Ambalamkunnu, also spelled as Ampalamkunnu, is a small temple town in the Indian state of Kerala. It is situated 25 kilometers from Kollam, located at 76.90 °E 9.00 °N. It's a hilly area and houses a large number of temples.

Some of the temples are: Valiya Vila Bhagavathy temple, Nettayam Indilayappa swami temple, Meeyanakkavu Devi temple, Kayila Madan Kavu, Cheruvakkal Dharma Saastha temple, Vaaliyode Madan temple, Nelliparampu Sreekrishna Swami temple.

Some of the nearby places are Kottarakara, Roaduvila, Odanavattom, Oyoor, Kottiyam, Chathannoor Anchal, Kulathupuzha, Pooyapally, Veliyam and Punalur.

The main agricultural products of surrounding areas are rubber, rice, wheat black pepper and other spices.
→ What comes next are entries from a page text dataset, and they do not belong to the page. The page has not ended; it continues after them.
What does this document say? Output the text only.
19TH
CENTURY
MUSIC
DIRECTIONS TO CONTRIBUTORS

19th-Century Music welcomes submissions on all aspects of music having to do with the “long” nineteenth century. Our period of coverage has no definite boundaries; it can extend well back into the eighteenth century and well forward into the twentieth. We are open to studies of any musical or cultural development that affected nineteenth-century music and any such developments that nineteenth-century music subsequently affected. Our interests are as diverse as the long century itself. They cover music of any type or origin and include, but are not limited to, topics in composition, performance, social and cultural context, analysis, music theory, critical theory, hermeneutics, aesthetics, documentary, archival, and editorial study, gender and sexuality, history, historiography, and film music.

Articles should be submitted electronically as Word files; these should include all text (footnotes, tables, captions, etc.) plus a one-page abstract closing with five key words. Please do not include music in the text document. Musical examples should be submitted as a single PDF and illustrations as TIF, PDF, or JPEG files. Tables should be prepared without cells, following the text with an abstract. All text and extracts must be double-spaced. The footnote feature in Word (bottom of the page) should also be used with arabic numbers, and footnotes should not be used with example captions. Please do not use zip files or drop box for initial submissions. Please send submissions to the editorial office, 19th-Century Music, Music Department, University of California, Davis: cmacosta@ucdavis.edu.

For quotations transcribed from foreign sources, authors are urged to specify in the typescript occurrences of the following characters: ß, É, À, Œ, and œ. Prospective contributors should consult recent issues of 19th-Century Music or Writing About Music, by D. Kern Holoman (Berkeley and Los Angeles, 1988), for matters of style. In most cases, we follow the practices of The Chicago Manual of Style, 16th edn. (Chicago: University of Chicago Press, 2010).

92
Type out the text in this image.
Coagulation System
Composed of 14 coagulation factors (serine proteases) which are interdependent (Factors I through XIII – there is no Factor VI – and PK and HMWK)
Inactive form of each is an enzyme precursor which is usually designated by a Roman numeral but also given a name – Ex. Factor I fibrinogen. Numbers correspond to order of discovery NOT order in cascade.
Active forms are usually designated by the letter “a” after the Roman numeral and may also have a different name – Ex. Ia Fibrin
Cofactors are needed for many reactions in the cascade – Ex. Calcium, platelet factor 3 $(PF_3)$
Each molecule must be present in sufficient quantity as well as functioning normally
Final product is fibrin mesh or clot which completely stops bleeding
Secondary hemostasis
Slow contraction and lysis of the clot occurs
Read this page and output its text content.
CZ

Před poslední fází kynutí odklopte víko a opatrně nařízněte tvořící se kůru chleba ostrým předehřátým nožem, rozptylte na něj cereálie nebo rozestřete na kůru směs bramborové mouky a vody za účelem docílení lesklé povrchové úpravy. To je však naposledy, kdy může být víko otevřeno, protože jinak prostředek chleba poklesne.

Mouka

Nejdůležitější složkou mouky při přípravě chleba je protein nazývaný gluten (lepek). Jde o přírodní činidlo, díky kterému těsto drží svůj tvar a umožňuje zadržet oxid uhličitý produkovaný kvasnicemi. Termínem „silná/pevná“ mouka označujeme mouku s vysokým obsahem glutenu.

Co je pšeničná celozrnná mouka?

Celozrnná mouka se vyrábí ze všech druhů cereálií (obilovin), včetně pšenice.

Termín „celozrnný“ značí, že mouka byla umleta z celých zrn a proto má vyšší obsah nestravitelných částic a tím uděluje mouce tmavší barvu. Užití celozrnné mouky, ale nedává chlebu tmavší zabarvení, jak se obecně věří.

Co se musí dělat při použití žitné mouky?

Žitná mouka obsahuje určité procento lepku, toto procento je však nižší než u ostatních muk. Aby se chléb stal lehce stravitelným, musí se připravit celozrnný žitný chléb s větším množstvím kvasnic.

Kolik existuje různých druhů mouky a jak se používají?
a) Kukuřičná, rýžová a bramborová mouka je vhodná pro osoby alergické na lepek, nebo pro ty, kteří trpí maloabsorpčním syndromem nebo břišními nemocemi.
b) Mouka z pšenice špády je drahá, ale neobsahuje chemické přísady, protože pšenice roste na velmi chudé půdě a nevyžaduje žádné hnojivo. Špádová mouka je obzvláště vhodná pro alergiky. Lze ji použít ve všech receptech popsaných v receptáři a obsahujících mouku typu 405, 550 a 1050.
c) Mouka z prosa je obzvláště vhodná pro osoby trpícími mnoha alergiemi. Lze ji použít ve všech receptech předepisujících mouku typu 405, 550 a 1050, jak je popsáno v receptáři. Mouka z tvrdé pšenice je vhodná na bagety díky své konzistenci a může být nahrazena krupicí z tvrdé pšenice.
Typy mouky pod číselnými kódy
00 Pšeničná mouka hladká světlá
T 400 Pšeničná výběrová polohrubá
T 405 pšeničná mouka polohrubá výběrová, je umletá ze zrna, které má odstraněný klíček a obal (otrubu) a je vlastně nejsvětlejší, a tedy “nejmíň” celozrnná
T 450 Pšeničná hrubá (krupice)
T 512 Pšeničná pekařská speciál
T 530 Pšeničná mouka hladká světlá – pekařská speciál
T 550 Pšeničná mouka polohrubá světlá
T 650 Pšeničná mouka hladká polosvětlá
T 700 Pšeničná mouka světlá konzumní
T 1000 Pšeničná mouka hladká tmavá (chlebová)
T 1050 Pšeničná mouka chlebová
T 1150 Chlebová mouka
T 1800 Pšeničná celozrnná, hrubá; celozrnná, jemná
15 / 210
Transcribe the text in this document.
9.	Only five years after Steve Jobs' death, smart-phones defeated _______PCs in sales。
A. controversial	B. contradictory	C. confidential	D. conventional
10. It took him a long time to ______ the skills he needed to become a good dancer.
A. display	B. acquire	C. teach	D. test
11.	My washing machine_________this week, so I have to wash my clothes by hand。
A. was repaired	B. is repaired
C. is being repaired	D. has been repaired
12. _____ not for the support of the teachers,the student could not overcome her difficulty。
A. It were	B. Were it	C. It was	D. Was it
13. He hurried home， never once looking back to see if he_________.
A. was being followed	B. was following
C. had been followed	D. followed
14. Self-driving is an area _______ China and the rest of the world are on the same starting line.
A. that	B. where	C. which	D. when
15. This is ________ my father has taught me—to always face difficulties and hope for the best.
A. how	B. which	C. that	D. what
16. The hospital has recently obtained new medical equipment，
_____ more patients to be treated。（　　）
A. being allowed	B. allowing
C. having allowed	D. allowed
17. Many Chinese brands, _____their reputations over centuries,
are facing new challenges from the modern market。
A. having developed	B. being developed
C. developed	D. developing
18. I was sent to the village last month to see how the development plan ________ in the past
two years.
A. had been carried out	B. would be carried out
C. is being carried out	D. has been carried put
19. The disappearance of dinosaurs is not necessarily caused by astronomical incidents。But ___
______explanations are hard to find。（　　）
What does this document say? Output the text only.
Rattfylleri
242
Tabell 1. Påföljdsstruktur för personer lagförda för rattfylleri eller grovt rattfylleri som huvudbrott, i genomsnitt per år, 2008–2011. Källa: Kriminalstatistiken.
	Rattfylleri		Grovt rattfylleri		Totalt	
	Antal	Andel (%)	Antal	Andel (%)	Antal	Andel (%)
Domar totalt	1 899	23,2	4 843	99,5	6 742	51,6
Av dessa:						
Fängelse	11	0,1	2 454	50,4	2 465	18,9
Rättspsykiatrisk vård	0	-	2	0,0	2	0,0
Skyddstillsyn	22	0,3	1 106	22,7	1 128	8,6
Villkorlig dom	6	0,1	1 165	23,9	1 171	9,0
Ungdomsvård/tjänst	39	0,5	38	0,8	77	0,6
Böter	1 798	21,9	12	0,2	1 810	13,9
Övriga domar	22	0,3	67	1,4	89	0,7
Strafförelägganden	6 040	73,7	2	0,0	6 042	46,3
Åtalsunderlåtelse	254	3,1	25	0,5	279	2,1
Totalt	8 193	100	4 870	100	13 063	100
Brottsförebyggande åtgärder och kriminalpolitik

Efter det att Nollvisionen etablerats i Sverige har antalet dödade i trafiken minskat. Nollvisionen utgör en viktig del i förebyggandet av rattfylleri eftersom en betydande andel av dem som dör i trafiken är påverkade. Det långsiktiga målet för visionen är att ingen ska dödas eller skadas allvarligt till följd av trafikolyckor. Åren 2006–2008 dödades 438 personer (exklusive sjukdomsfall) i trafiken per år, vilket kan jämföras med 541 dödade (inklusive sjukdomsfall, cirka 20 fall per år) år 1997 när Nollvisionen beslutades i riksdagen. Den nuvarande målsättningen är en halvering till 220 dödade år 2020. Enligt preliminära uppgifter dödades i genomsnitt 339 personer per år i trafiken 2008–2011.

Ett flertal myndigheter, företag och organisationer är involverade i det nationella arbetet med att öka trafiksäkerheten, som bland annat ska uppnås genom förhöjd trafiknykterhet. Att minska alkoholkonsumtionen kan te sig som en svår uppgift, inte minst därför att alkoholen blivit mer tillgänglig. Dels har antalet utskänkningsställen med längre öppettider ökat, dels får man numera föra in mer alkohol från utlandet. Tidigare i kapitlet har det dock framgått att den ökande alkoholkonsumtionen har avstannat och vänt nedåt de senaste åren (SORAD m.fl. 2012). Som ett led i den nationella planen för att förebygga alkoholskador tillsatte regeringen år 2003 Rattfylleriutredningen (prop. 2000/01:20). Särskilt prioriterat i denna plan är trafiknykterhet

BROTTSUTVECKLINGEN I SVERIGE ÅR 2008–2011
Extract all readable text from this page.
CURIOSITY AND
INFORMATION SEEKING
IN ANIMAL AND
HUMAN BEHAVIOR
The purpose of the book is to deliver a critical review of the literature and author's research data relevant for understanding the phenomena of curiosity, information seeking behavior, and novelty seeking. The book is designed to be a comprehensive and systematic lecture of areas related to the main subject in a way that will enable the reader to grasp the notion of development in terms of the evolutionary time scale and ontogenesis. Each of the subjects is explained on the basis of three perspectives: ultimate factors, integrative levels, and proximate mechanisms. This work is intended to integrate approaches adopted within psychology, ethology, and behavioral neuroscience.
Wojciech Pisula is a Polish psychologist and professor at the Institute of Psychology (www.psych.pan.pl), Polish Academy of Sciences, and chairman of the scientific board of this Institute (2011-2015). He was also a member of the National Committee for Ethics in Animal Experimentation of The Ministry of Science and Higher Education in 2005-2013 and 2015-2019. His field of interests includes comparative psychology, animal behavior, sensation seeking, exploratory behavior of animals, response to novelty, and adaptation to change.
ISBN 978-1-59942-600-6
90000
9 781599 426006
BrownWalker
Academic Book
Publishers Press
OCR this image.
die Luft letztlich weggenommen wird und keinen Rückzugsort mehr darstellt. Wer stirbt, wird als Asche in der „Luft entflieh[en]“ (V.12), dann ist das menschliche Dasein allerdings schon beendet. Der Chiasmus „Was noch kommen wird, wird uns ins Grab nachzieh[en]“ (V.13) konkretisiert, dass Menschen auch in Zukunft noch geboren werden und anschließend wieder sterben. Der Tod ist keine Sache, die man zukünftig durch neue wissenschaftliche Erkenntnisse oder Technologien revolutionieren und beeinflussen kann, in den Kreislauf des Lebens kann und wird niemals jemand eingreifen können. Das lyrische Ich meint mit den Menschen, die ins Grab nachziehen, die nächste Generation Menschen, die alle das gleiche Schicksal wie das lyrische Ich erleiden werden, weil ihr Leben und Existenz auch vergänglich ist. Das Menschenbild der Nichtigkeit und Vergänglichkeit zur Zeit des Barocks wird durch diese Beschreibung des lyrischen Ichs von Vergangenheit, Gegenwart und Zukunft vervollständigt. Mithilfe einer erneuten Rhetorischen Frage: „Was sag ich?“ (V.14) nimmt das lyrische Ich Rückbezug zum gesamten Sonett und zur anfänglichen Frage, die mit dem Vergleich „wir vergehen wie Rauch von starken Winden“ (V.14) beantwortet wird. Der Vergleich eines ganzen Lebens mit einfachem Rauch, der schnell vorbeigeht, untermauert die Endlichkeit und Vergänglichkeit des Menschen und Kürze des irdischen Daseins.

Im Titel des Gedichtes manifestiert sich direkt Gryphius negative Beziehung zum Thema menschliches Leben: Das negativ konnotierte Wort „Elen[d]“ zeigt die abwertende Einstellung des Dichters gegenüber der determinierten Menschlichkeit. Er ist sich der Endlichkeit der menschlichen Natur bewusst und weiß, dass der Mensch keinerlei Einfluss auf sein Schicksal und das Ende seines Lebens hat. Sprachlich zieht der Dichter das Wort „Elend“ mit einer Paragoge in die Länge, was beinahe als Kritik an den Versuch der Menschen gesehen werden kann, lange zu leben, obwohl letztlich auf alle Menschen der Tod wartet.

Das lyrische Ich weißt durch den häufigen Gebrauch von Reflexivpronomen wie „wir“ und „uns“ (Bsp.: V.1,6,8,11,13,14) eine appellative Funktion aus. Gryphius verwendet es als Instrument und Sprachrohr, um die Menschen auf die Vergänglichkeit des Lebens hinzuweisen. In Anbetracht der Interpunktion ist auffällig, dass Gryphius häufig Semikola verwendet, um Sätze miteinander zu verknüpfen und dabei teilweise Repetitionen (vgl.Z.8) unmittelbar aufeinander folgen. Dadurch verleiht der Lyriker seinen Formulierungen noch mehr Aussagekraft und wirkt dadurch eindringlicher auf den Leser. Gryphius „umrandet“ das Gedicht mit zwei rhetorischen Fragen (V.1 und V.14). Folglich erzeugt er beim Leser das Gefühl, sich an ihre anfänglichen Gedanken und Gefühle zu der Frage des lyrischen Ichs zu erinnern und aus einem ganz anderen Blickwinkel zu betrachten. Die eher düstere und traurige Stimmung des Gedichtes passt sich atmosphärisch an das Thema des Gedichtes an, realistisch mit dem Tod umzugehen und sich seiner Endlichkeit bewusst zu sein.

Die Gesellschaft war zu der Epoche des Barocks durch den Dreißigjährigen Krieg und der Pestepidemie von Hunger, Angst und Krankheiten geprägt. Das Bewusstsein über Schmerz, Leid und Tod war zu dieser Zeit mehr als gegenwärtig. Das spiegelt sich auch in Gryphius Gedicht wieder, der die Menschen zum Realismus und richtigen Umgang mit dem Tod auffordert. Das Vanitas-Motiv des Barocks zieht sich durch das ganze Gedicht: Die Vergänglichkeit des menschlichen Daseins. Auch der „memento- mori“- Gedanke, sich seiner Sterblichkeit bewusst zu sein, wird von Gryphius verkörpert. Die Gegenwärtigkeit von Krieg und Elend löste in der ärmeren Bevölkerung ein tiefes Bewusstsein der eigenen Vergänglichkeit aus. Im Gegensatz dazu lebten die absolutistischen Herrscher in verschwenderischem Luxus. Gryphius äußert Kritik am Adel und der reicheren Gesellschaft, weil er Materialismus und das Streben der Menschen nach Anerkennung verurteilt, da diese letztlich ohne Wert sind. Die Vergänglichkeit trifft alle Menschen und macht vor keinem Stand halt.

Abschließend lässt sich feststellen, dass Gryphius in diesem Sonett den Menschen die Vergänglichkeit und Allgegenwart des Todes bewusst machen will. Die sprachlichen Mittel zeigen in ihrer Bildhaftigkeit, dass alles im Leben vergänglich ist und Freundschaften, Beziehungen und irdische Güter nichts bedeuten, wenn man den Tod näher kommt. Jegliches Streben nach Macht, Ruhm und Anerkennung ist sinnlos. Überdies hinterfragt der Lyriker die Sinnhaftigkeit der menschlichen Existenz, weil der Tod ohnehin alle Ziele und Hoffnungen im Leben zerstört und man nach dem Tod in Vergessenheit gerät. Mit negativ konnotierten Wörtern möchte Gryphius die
The Ambalamkunnu bend on the NC road has seen many accidents and the residents have requested adequate safety measures.

==Religion==
The majority of the population belongs to the Hindu religion(60%). The town also has a sizeable Muslim(30%) population and the Christian population is around 10%. Among Hindus, Ezhava caste forms the dominant community with 60% of Hindus. The rest are Nairs(17%), Viswakarmas(5%), Dalit(15%). Others form 3%.

==Festivals==
The famous festival here is Onam. It's celebrated by all people regardless of their caste and religion. The main festivals among Hindus are Deepavali, vishu and the Karthika festival. Muslims celebrate Valiya Perunnal, Cheriya Perunnal and Nabi Jayanthi. Christmas is celebrated not only by Christians but also by some sections of Hindus too.